I am alone in New York this week and I have double vision, so when I walk down the street, I pass identical twins who often are leading identical dogs and my loneliness feels rather dramatic. Double vision cost me my driver’s license and as a pedestrian I’m moved by the world around me, by the kids playing in the park, squealing and chattering, inheriting this grim world of bad actors and rampant horror. I had a good long life and I’m not sure they’ll have the same opportunities that were showered on me. This makes me terribly sad.
I once was a hardheaded realist and now I’m a puddle of tapioca pudding. Partly this is due to being alone for a week. Every happily married man should experience loneliness on a regular basis so he can gauge his own happiness. Loneliness has advantages: you can leave your cereal bowl in the sink for days and nobody says, “Why can’t you put this into the dishwasher?”, but on the other hand, nobody comes and sits on your lap and says, “I love you.

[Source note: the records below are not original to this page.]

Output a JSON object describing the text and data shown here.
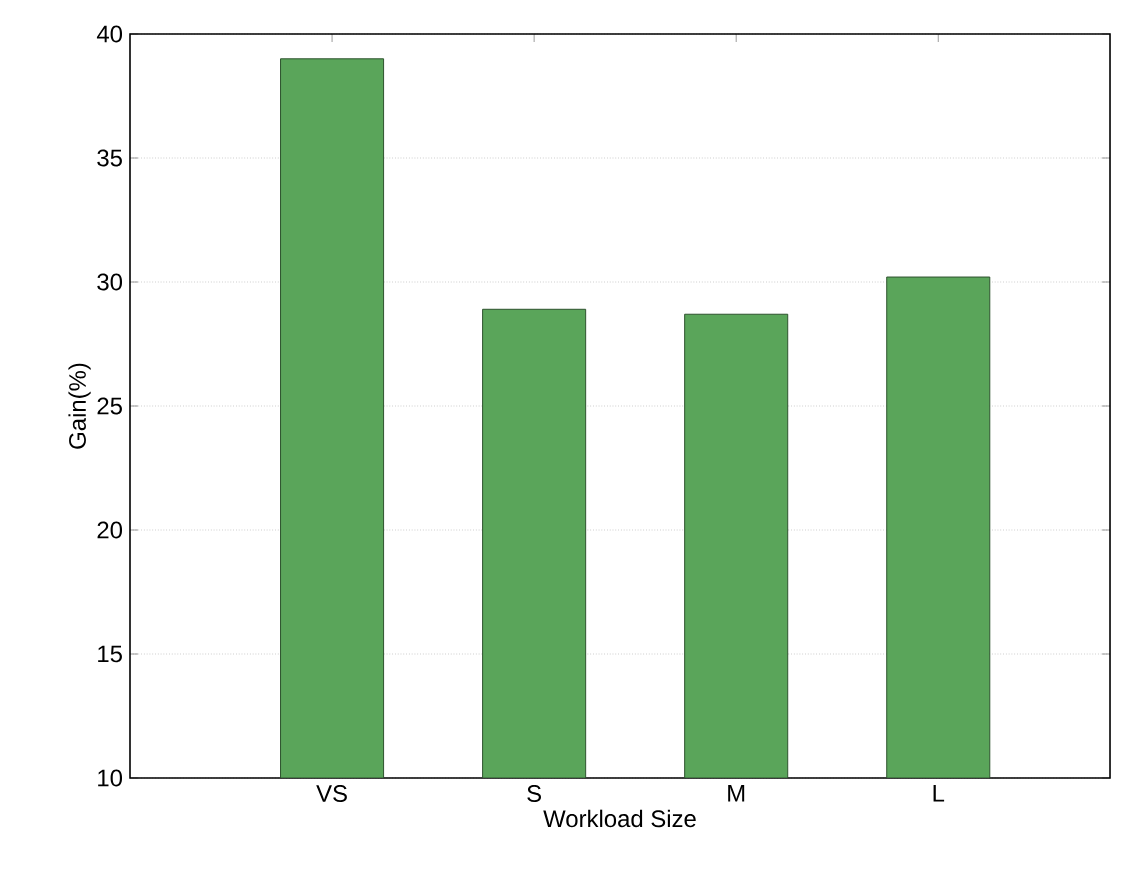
{
  "chart_data": {
    "type": "bar",
    "xlabel": "Workload Size",
    "ylabel": "Gain(%)",
    "categories": [
      "VS",
      "S",
      "M",
      "L"
    ],
    "values": [
      39.0,
      28.9,
      28.7,
      30.2
    ],
    "color": "#5aa55a",
    "ylim": [
      10,
      40
    ],
    "yticks": [
      10,
      15,
      20,
      25,
      30,
      35,
      40
    ],
    "grid": "y"
  }
}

You are precious to me.” Women don’t walk up to you on the street and say that.
They used to back when I read poetry on the radio, read love poems in an intimate mellifluous voice, and sometimes a woman would hear my voice in the grocery store asking where I could find the prune juice and she’d whisper, “I loved the Cummings poem you read this morning”, so I’d say it to her, “Since feeling is first, who pays any attention to the syntax of things will never wholly kiss you”, and even though she was a copy editor and syntax was her business, she put her hand on my shoulder and sighed, but that was when I lived in St Paul. New York women don’t do that sort of thing.